Ma première riche sur des talons perchés,

Tenait dans sa bouche une vogue prête à être fumée.

Moi, par tant d'élégance attiré,

Lui tins à peu près ce langage :

"Et bonjour madame la muse

Que tu es élégante ! J'ai le sentiment,

Que sans tir-men, si je me confesse

Et que je me rapporte à tes fesses,

Tu es la déesse des hôtes de cette ville."

A ces mots, ma première riche se sentit de joie

Et pour me montrer ses dessous à poids,

Elle ouvrit sa longue robe, laissa tomber les préliminaires.

Je m'en saisis et dis "Ma belle,

Apprends que tout artiste

Vit aux dépends de la muse qui borde ses nuits.

Cette leçon vaut bien que tu te dévoue à moi toute la nuit.

Ma première riche coquine et conquise,

Jura, qu'après ça, mes autres nuits ne seraient plus que des sottises.

 

Elle avait raison : quelle déesse, le genre qui te pousse à n'avoir que faire des gens. De la Fontaine à la chambre : tu la désires continuellement. Mais lorsqu'on finit, elle continue ; elle ment, elle essaye de se persuader que tout ça ne se résume qu'à tout ça. 

 

            Je me souviens aussi de la troisième fois que je l'ai vue. Je n'ai jamais autant apprécié regarder quelqu'un payer quelque chose que lorsqu'elle le faisait. Elle le faisait avec un détachement tel, elle qui était tant attaché à ce matérialisme. Elle assumait ce qu'elle était, sa richesse, elle assumait ses Louboutins, sa Rolex, son parfum Dior, ses trajets en uber pour un rien, son sac Sonia Rykiel. C'est là que je l'aimais le plus. J'étais la pute de l'histoire mais c'est mon Mac qui était bonne. Elle était maléfique à souhait, la plupart des gens la trouvaient mauvaise mais tellement bonne, cultivée mais tellement conne.

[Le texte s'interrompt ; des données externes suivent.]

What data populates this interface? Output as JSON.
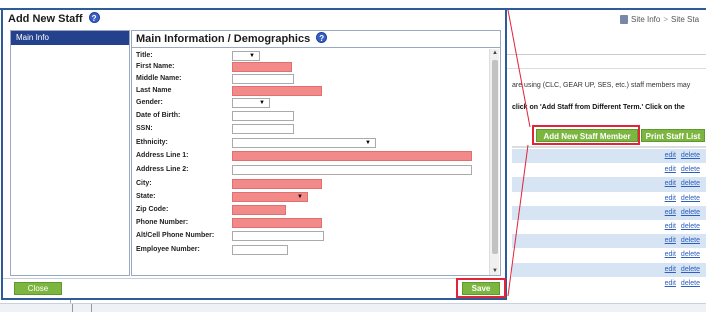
{
  "colors": {
    "accent": "#2e5c99",
    "button": "#7cb641",
    "required": "#f28a8a",
    "highlight": "#e0243a",
    "sidebar_selected": "#23418c",
    "row_alt": "#d6e4f3"
  },
  "background": {
    "breadcrumb": {
      "item1": "Site Info",
      "separator": ">",
      "item2": "Site Sta"
    },
    "text_line1": "are using (CLC, GEAR UP, SES, etc.) staff members may",
    "text_line2": "click on 'Add Staff from Different Term.' Click on the",
    "add_button": "Add New Staff Member",
    "print_button": "Print Staff List",
    "rows": [
      {
        "edit": "edit",
        "delete": "delete"
      },
      {
        "edit": "edit",
        "delete": "delete"
      },
      {
        "edit": "edit",
        "delete": "delete"
      },
      {
        "edit": "edit",
        "delete": "delete"
      },
      {
        "edit": "edit",
        "delete": "delete"
      },
      {
        "edit": "edit",
        "delete": "delete"
      },
      {
        "edit": "edit",
        "delete": "delete"
      },
      {
        "edit": "edit",
        "delete": "delete"
      },
      {
        "edit": "edit",
        "delete": "delete"
      },
      {
        "edit": "edit",
        "delete": "delete"
      }
    ]
  },
  "modal": {
    "title": "Add New Staff",
    "help_icon": "?",
    "sidebar": {
      "items": [
        {
          "label": "Main Info"
        }
      ]
    },
    "panel_title": "Main Information / Demographics",
    "fields": [
      {
        "label": "Title:",
        "type": "select",
        "required": false,
        "value": ""
      },
      {
        "label": "First Name:",
        "type": "text",
        "required": true,
        "value": ""
      },
      {
        "label": "Middle Name:",
        "type": "text",
        "required": false,
        "value": ""
      },
      {
        "label": "Last Name",
        "type": "text",
        "required": true,
        "value": ""
      },
      {
        "label": "Gender:",
        "type": "select",
        "required": false,
        "value": ""
      },
      {
        "label": "Date of Birth:",
        "type": "text",
        "required": false,
        "value": ""
      },
      {
        "label": "SSN:",
        "type": "text",
        "required": false,
        "value": ""
      },
      {
        "label": "Ethnicity:",
        "type": "select",
        "required": false,
        "value": ""
      },
      {
        "label": "Address Line 1:",
        "type": "text",
        "required": true,
        "value": ""
      },
      {
        "label": "Address Line 2:",
        "type": "text",
        "required": false,
        "value": ""
      },
      {
        "label": "City:",
        "type": "text",
        "required": true,
        "value": ""
      },
      {
        "label": "State:",
        "type": "select",
        "required": true,
        "value": ""
      },
      {
        "label": "Zip Code:",
        "type": "text",
        "required": true,
        "value": ""
      },
      {
        "label": "Phone Number:",
        "type": "text",
        "required": true,
        "value": ""
      },
      {
        "label": "Alt/Cell Phone Number:",
        "type": "text",
        "required": false,
        "value": ""
      },
      {
        "label": "Employee Number:",
        "type": "text",
        "required": false,
        "value": ""
      }
    ],
    "close_button": "Close",
    "save_button": "Save"
  }
}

Les gens se plantaient, elle était parfaite comme elle était. Elle était parfaite quand elle faisait espérer les gars pour finir par les friends zoner. Elle était parfaite quand il s'agissait d'être condescendante. Elle était parfaite quand il s'agissait d'assumer qu'elle était plus belle que vous. Parce que sa manière d'être était de l'art, sa manière de tourner la tête au-dessus de son épaule était de l'art, sa manière de regarder le reste de la foule d'un air un peu dédaigneux était de l'art. Parce qu'elle mène la danse, elle gère le juxbox, elle est la chef d'orchestre. Elle aurait fait chavirer El Chapo avec son chapeau, elle aurait criblé de balles le commissaire avec son regard révolver. Elle n'est ni dans le noir, ni dans le blanc, elle tient la palette de couleurs. Sa préférée c'est le rouge vif. Ce rouge qui te rappelle la situation d'urgence dans laquelle tu te trouves lorsqu'elle te regarde, avec ce sourire qui est tout sauf discret. Parce qu'elle te dénude en un regard, tu n'as rien dit mais tu es mis à nu, et quand bien même tu serais nudiste elle te rhabille avec ce même regard. Elle a la solution à tout, puisque le problème c'est elle. Il n'y a pas à dire : il y a elle et les autres. Je te dépeins le tableau qu'elle peint d'un sourire narquois au-dessus de l'épaule avant de redémarrer son scooter. 

 

            Ma première riche m'a rendu plus pauvre que je ne l'étais déjà. J'ai fait bien trop d'économie de sentiments et pourtant elle a fini par devenir avare de ma présence. On a alors arrêté de coucher ensemble : ce fut le crash boursier. Mais à la base, moi, je ne voulais que lui enlever sa combi, je voulais le combo : paix-cul, nier cela ne sert à rien. Ma première riche m'appelait "honey", je l'appelais "monney". Ma première riche me voyait comme le bon tirage, je la voyais comme une bonne à tirer. Ma première riche a misé sur moi, je me suis amusé d'elle.  Le tableau est édifiant, voire terrifiant. Pas étonnant alors, que la relation avec celle que je ne voyais que pour le liquide, ait fini par s'évaporer ... 

  • Terrible, ton texte ; c'est un compliment bien sûr.

    · Il y a presque 8 ans ·
    Mai2017 223

    fionavanessa

    • Merci beaucoup à vous !

      · Il y a presque 8 ans ·
      10403125 10206644474419303 6500541427491989208 n

      eymeric

  • Excellent, j'adore ;-)

    · Il y a presque 8 ans ·
    Loin couleur

    julia-rolin

    • Merci pour votre lecture !

      · Il y a presque 8 ans ·
      10403125 10206644474419303 6500541427491989208 n

      eymeric

    • Le plaisir est pour moi Eymeric, abonnez_ vous ! je ne peux pas répondre aux mp sinon !
      Des courts métrages ? j'irai voir ça su fb ce week end ;-)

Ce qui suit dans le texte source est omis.